Análise de risco · RIPD
Onde os dados da sua clínica podem vazar?
O RIPD é o mapa que mostra os pontos fracos da clínica — antes que a ANPD (ou um hacker) mostre pra você.
Pense nos dados que circulam na sua clínica num dia comum: a ficha de anamnese no computador da recepção, as radiografias no software de imagem, as fotos enviadas ao laboratório de prótese pelo WhatsApp, a agenda online. Cada um desses pontos pode falhar. O Relatório de Impacto (RIPD) coloca todos eles numa página e responde: qual a chance de dar errado, e qual o tamanho do estrago?
O mesmo dado, riscos diferentes
O segredo do RIPD é que o risco não está só no dado, mas em como você o trata. Veja os tratamentos típicos de uma clínica:
| Tratamento na clínica | Nível de risco |
|---|---|
| HD com 2.000 prontuários, sem criptografia | Crítico |
| Radiografias enviadas ao laboratório por WhatsApp | Alto |
| Agenda online sem 2 fatores | Alto |
| Backup em nuvem criptografado e testado | Baixo |
Repare: o backup guarda os mesmos dados do HD, mas com risco muito menor. A matriz mostra, em uma olhada, onde investir primeiro.
Sem RIPD, você descobre o ponto fraco no dia do incidente — o pior momento possível.
O que entra num RIPD
Não precisa ser um calhamaço. Um RIPD útil cabe em poucas páginas e responde, para cada tratamento: quais dados são tratados, com qual finalidade e base legal, quem tem acesso, com quem são compartilhados, por quanto tempo ficam guardados, qual o risco e qual a medida de mitigação. É esse documento que a ANPD pede quando quer saber se você agiu com diligência.
Um exemplo passo a passo
Pegue o envio de radiografias ao laboratório de prótese pelo WhatsApp. Dados: nome, imagem clínica, pedido. Probabilidade de falha: média — mensageria sem controle de acesso, aparelho que pode ser perdido. Impacto: alto — é dado de saúde identificável. Resultado: risco alto. Mitigação: firmar um DPA com o laboratório, usar um canal com controle de acesso e não enviar mais imagens do que o necessário. Em três linhas, você saiu do "achismo" para uma decisão registrada.
Mitigações que rendem mais
- Criptografia nos dispositivos que guardam prontuário — derruba o impacto de um roubo.
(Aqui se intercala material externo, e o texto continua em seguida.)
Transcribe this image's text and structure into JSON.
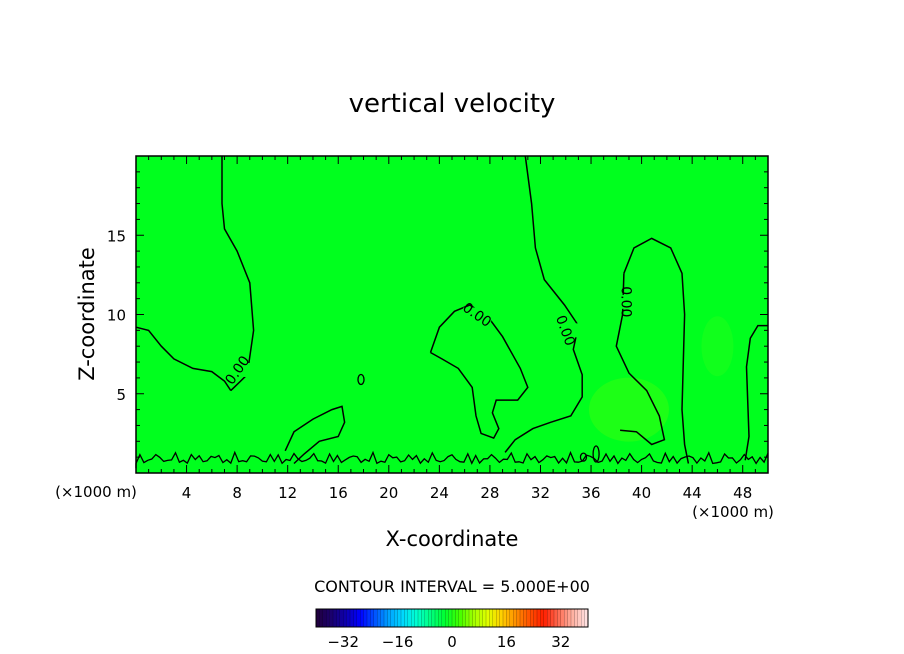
{
  "chart_data": {
    "type": "heatmap",
    "title": "vertical velocity",
    "xlabel": "X-coordinate",
    "ylabel": "Z-coordinate",
    "x_units_left": "(×1000 m)",
    "x_units_right": "(×1000 m)",
    "xlim": [
      0,
      50
    ],
    "ylim": [
      0,
      20
    ],
    "x_ticks": [
      4,
      8,
      12,
      16,
      20,
      24,
      28,
      32,
      36,
      40,
      44,
      48
    ],
    "x_tick_labels": [
      "4",
      "8",
      "12",
      "16",
      "20",
      "24",
      "28",
      "32",
      "36",
      "40",
      "44",
      "48"
    ],
    "y_ticks": [
      5,
      10,
      15
    ],
    "y_tick_labels": [
      "5",
      "10",
      "15"
    ],
    "field_background_color": "#00ff1e",
    "contour_color": "#000000",
    "contour_labels": [
      {
        "text": "0.00",
        "x": 8.0,
        "z": 6.5
      },
      {
        "text": "0.00",
        "x": 27.0,
        "z": 10.0
      },
      {
        "text": "0.00",
        "x": 34.0,
        "z": 9.0
      },
      {
        "text": "0.00",
        "x": 38.8,
        "z": 10.8
      }
    ],
    "contour_interval_label": "CONTOUR INTERVAL = 5.000E+00",
    "colorbar": {
      "range": [
        -40,
        40
      ],
      "ticks": [
        -32,
        -16,
        0,
        16,
        32
      ],
      "tick_labels": [
        "−32",
        "−16",
        "0",
        "16",
        "32"
      ],
      "colors": [
        "#200040",
        "#1a0070",
        "#0d00b0",
        "#0000ff",
        "#0050ff",
        "#00a0ff",
        "#00d8ff",
        "#00ffd0",
        "#00ff80",
        "#00ff30",
        "#40ff00",
        "#a0ff00",
        "#e0ff00",
        "#ffd000",
        "#ff9000",
        "#ff5000",
        "#ff1e00",
        "#ff6a50",
        "#ffb0a0",
        "#ffe0e0"
      ]
    }
  }
}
- Dois fatores no sistema de prontuário e no e-mail da clínica.
- Controle de acesso por usuário — cada pessoa vê só o que precisa, e você sabe quem viu o quê.
- DPA com todo fornecedor que toca dados de paciente.
No dia de um incidente, a ANPD pergunta o que você fez para preveni-lo. O RIPD é exatamente essa resposta, por escrito.
Perguntas rápidas
RIPD é a mesma coisa que mapa de dados?
São complementares. O mapa diz quais dados você tem; o RIPD avalia o risco de cada tratamento e o que mitigar.
Preciso de consultor pra fazer?
Não necessariamente. Uma clínica organizada consegue mapear riscos com a ferramenta certa e chamar apoio só nos pontos críticos.
Com que frequência atualizo?
Sempre que mudar um processo ou sistema, e numa revisão ao menos anual. Risco não é foto, é filme.